US Economy Grew by Forecast-Beating 6.9 Percent in 4th Quarter

By Tom Ozimek
Tom Ozimek
Tom Ozimek
Tom Ozimek is a senior reporter for The Epoch Times. He has a broad background in journalism, deposit insurance, marketing and communications, and adult education.
January 27, 2022Updated: January 27, 2022

The U.S. economy expanded at an annualized pace of 6.9 percent in the final quarter of 2021, sharply higher than consensus forecasts of 5.5 percent, fueled in part by a buildup of inventories and solid consumer spending.

The economic growth figures, released Jan. 27, also show that U.S. gross domestic product (GDP) for the full year 2021 grew by 5.7 percent, marking the strongest whole-year performance since 1984. The U.S. economy contracted by 3.4 percent in the pandemic year of 2020.

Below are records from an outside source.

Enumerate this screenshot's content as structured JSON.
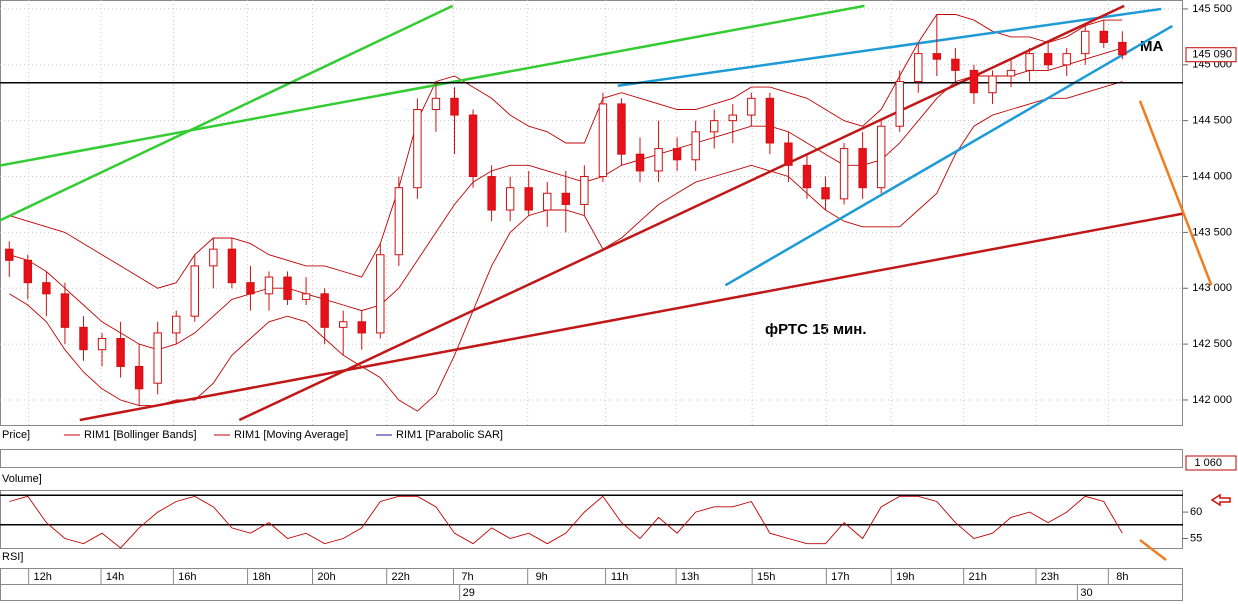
{
  "chart_data": {
    "type": "candlestick",
    "annotation": "фРТС   15 мин.",
    "ma_label": "MA",
    "panel_labels": {
      "price": "Price]",
      "volume": "Volume]",
      "rsi": "RSI]"
    },
    "xlim": [
      -0.5,
      63.27
    ],
    "xticks": [
      {
        "value": 1.8,
        "label": "12h"
      },
      {
        "value": 5.7,
        "label": "14h"
      },
      {
        "value": 9.6,
        "label": "16h"
      },
      {
        "value": 13.6,
        "label": "18h"
      },
      {
        "value": 17.1,
        "label": "20h"
      },
      {
        "value": 21.1,
        "label": "22h"
      },
      {
        "value": 24.7,
        "label": "7h"
      },
      {
        "value": 28.7,
        "label": "9h"
      },
      {
        "value": 32.9,
        "label": "11h"
      },
      {
        "value": 36.7,
        "label": "13h"
      },
      {
        "value": 40.8,
        "label": "15h"
      },
      {
        "value": 44.8,
        "label": "17h"
      },
      {
        "value": 48.3,
        "label": "19h"
      },
      {
        "value": 52.2,
        "label": "21h"
      },
      {
        "value": 56.1,
        "label": "23h"
      },
      {
        "value": 60.0,
        "label": "8h"
      }
    ],
    "dates": [
      {
        "value": 24.6,
        "label": "29"
      },
      {
        "value": 57.9,
        "label": "30"
      }
    ],
    "price": {
      "ylim": [
        141776,
        145571
      ],
      "yticks": [
        {
          "value": 145500,
          "label": "145 500"
        },
        {
          "value": 145000,
          "label": "145 000"
        },
        {
          "value": 144500,
          "label": "144 500"
        },
        {
          "value": 144000,
          "label": "144 000"
        },
        {
          "value": 143500,
          "label": "143 500"
        },
        {
          "value": 143000,
          "label": "143 000"
        },
        {
          "value": 142500,
          "label": "142 500"
        },
        {
          "value": 142000,
          "label": "142 000"
        }
      ],
      "last": {
        "value": 145090,
        "label": "145 090"
      },
      "up_color": "#ffffff",
      "down_color": "#e8101a",
      "edge_color": "#d01010",
      "ohlc": [
        [
          143350,
          143420,
          143100,
          143250
        ],
        [
          143250,
          143300,
          142900,
          143050
        ],
        [
          143050,
          143150,
          142750,
          142950
        ],
        [
          142950,
          143050,
          142500,
          142650
        ],
        [
          142650,
          142750,
          142350,
          142450
        ],
        [
          142450,
          142600,
          142300,
          142550
        ],
        [
          142550,
          142700,
          142200,
          142300
        ],
        [
          142300,
          142500,
          141950,
          142100
        ],
        [
          142150,
          142700,
          142050,
          142600
        ],
        [
          142600,
          142800,
          142500,
          142750
        ],
        [
          142750,
          143300,
          142700,
          143200
        ],
        [
          143200,
          143450,
          143000,
          143350
        ],
        [
          143350,
          143450,
          143000,
          143050
        ],
        [
          143050,
          143200,
          142800,
          142950
        ],
        [
          142950,
          143150,
          142800,
          143100
        ],
        [
          143100,
          143150,
          142850,
          142900
        ],
        [
          142900,
          143100,
          142850,
          142950
        ],
        [
          142950,
          143000,
          142500,
          142650
        ],
        [
          142650,
          142800,
          142400,
          142700
        ],
        [
          142700,
          142800,
          142450,
          142600
        ],
        [
          142600,
          143400,
          142550,
          143300
        ],
        [
          143300,
          144000,
          143200,
          143900
        ],
        [
          143900,
          144700,
          143800,
          144600
        ],
        [
          144600,
          144850,
          144400,
          144700
        ],
        [
          144700,
          144800,
          144200,
          144550
        ],
        [
          144550,
          144600,
          143900,
          144000
        ],
        [
          144000,
          144100,
          143600,
          143700
        ],
        [
          143700,
          144000,
          143600,
          143900
        ],
        [
          143900,
          144050,
          143650,
          143700
        ],
        [
          143700,
          143950,
          143550,
          143850
        ],
        [
          143850,
          144050,
          143500,
          143750
        ],
        [
          143750,
          144100,
          143650,
          144000
        ],
        [
          144000,
          144750,
          143950,
          144650
        ],
        [
          144650,
          144700,
          144100,
          144200
        ],
        [
          144200,
          144350,
          143950,
          144050
        ],
        [
          144050,
          144500,
          143950,
          144250
        ],
        [
          144250,
          144350,
          144050,
          144150
        ],
        [
          144150,
          144500,
          144050,
          144400
        ],
        [
          144400,
          144600,
          144250,
          144500
        ],
        [
          144500,
          144650,
          144300,
          144550
        ],
        [
          144550,
          144750,
          144450,
          144700
        ],
        [
          144700,
          144750,
          144200,
          144300
        ],
        [
          144300,
          144400,
          143950,
          144100
        ],
        [
          144100,
          144200,
          143800,
          143900
        ],
        [
          143900,
          144000,
          143700,
          143800
        ],
        [
          143800,
          144300,
          143750,
          144250
        ],
        [
          144250,
          144400,
          143800,
          143900
        ],
        [
          143900,
          144500,
          143850,
          144450
        ],
        [
          144450,
          144950,
          144400,
          144850
        ],
        [
          144850,
          145200,
          144750,
          145100
        ],
        [
          145100,
          145450,
          144900,
          145050
        ],
        [
          145050,
          145150,
          144850,
          144950
        ],
        [
          144950,
          145000,
          144650,
          144750
        ],
        [
          144750,
          144950,
          144650,
          144900
        ],
        [
          144900,
          145050,
          144800,
          144950
        ],
        [
          144950,
          145150,
          144850,
          145100
        ],
        [
          145100,
          145200,
          144950,
          145000
        ],
        [
          145000,
          145150,
          144900,
          145100
        ],
        [
          145100,
          145350,
          145000,
          145300
        ],
        [
          145300,
          145400,
          145150,
          145200
        ],
        [
          145200,
          145300,
          145050,
          145090
        ]
      ],
      "bollinger": {
        "name": "RIM1 [Bollinger Bands]",
        "color": "#c00000",
        "upper": [
          143650,
          143600,
          143550,
          143500,
          143400,
          143300,
          143200,
          143100,
          143000,
          143050,
          143300,
          143450,
          143450,
          143400,
          143300,
          143250,
          143200,
          143200,
          143150,
          143100,
          143400,
          143900,
          144500,
          144850,
          144900,
          144800,
          144700,
          144550,
          144450,
          144400,
          144300,
          144300,
          144700,
          144750,
          144700,
          144650,
          144600,
          144600,
          144650,
          144700,
          144800,
          144800,
          144750,
          144700,
          144600,
          144500,
          144450,
          144600,
          144900,
          145200,
          145450,
          145450,
          145400,
          145300,
          145250,
          145250,
          145200,
          145250,
          145350,
          145400,
          145400
        ],
        "lower": [
          142950,
          142850,
          142700,
          142450,
          142250,
          142100,
          142000,
          141950,
          141950,
          142000,
          142000,
          142150,
          142400,
          142550,
          142700,
          142750,
          142700,
          142550,
          142400,
          142300,
          142200,
          142000,
          141900,
          142050,
          142400,
          142800,
          143200,
          143500,
          143650,
          143700,
          143700,
          143650,
          143350,
          143450,
          143600,
          143750,
          143850,
          143950,
          144000,
          144050,
          144100,
          144050,
          144000,
          143850,
          143700,
          143600,
          143550,
          143550,
          143550,
          143700,
          143850,
          144200,
          144450,
          144550,
          144600,
          144650,
          144700,
          144700,
          144750,
          144800,
          144850
        ]
      },
      "ma": {
        "name": "RIM1 [Moving Average]",
        "color": "#c00000",
        "values": [
          143300,
          143250,
          143150,
          143000,
          142850,
          142700,
          142600,
          142500,
          142450,
          142500,
          142600,
          142750,
          142900,
          142950,
          143000,
          143000,
          142950,
          142900,
          142850,
          142800,
          142850,
          143000,
          143250,
          143500,
          143750,
          143950,
          144050,
          144100,
          144100,
          144050,
          144000,
          143950,
          144000,
          144100,
          144150,
          144200,
          144250,
          144300,
          144350,
          144400,
          144450,
          144450,
          144400,
          144300,
          144200,
          144100,
          144100,
          144150,
          144300,
          144500,
          144700,
          144850,
          144900,
          144900,
          144900,
          144950,
          144950,
          145000,
          145050,
          145100,
          145150
        ]
      },
      "sar": {
        "name": "RIM1 [Parabolic SAR]",
        "color": "#1a1aa0"
      },
      "drawings": [
        {
          "color": "#33cc33",
          "points": [
            [
              -0.5,
              143607
            ],
            [
              23.9,
              145527
            ]
          ]
        },
        {
          "color": "#33cc33",
          "points": [
            [
              -0.5,
              144098
            ],
            [
              46.1,
              145527
            ]
          ]
        },
        {
          "color": "#1e9bd7",
          "points": [
            [
              32.8,
              144812
            ],
            [
              62.1,
              145500
            ]
          ]
        },
        {
          "color": "#1e9bd7",
          "points": [
            [
              38.6,
              143026
            ],
            [
              62.7,
              145348
            ]
          ]
        },
        {
          "color": "#c01818",
          "points": [
            [
              12.4,
              141821
            ],
            [
              60.1,
              145527
            ]
          ]
        },
        {
          "color": "#c01818",
          "points": [
            [
              3.8,
              141821
            ],
            [
              63.3,
              143669
            ]
          ]
        },
        {
          "color": "#000000",
          "points": [
            [
              -0.5,
              144839
            ],
            [
              63.27,
              144839
            ]
          ]
        },
        {
          "color": "#f07c20",
          "points": [
            [
              60.95,
              144678
            ],
            [
              64.8,
              143027
            ]
          ]
        }
      ]
    },
    "volume": {
      "yticks": [
        {
          "value": 1060,
          "label": "1 060"
        }
      ]
    },
    "rsi": {
      "ylim": [
        53,
        64
      ],
      "yticks": [
        60,
        55
      ],
      "levels": [
        63.2,
        57.6
      ],
      "color": "#c00000",
      "values": [
        62,
        63,
        58,
        55,
        54,
        56,
        53,
        57,
        60,
        62,
        63,
        61,
        57,
        56,
        58,
        55,
        56,
        54,
        55,
        57,
        62,
        63,
        63,
        61,
        56,
        54,
        57,
        55,
        56,
        54,
        56,
        60,
        63,
        58,
        55,
        59,
        56,
        60,
        61,
        61,
        62,
        56,
        55,
        54,
        54,
        58,
        55,
        61,
        63,
        63,
        62,
        58,
        55,
        56,
        59,
        60,
        58,
        60,
        63,
        62,
        56
      ]
    }
  }
}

“The economy is getting closer to something like normal, but service consumption is still depressed. Investment is very strong, state and local spending is lagging,” Dean Baker, a senior economist at the think-tank Center for Economic and Policy Research, said in a tweet.

Increases in private inventory investment, personal consumption expenditures, exports, and nonresidential fixed investment drove GDP higher. These gains were partly offset by decreases in federal, state, and local government spending.

A rise in imports subtracted 2.43 percentage points from the quarterly GDP calculation and 1.87 percentage points from the annual figure. The import surge sent the U.S. trade deficit in goods in December to a monthly record high of $101 billion, while bringing the total shortfall for all of 2021 to over $1 trillion, also a historic first.

Inventories, which rose at an annual rate of $173.5 billion in the fourth quarter, added 4.9 percentage points to the fourth-quarter GDP growth number.

“Strong buildup in inventories indicates that supply problems are lessening,” Baker wrote in a follow-on tweet. “This should put downward pressure on prices in the months ahead.”

Surging inflation, which in the year through December hit a multi-decade high of 7 percent, has prompted the Federal Reserve to accelerate the pace of dialing back its loose monetary settings. Fed Chair Jerome Powell struck a hawkish note on Jan. 26, telling reporters after a two-day policy meeting that officials are looking at March to begin boosting interest rates in a bid to tame runaway prices.

He also made clear the Fed intends to increase rates several times this year.

“Booming,” is how Ian Shepherdson, chief economist at Pantheon Macroeconomics, described economic growth in the final quarter, adding that the Fed should seize the opportunity and “hike as fast as possible.”

Personal consumption rose 3.3 percent in the final quarter and 7.9 percent for all of 2021, Commerce Department figures show.

Still gripped by the pandemic and squeezed by inflation, the U.S. economy is expected to slow this year.

The International Monetary Fund recently downgraded its outlook for U.S. GDP growth to 4 percent for all of 2022, a sharp downgrade from the October forecast of 5.2 percent.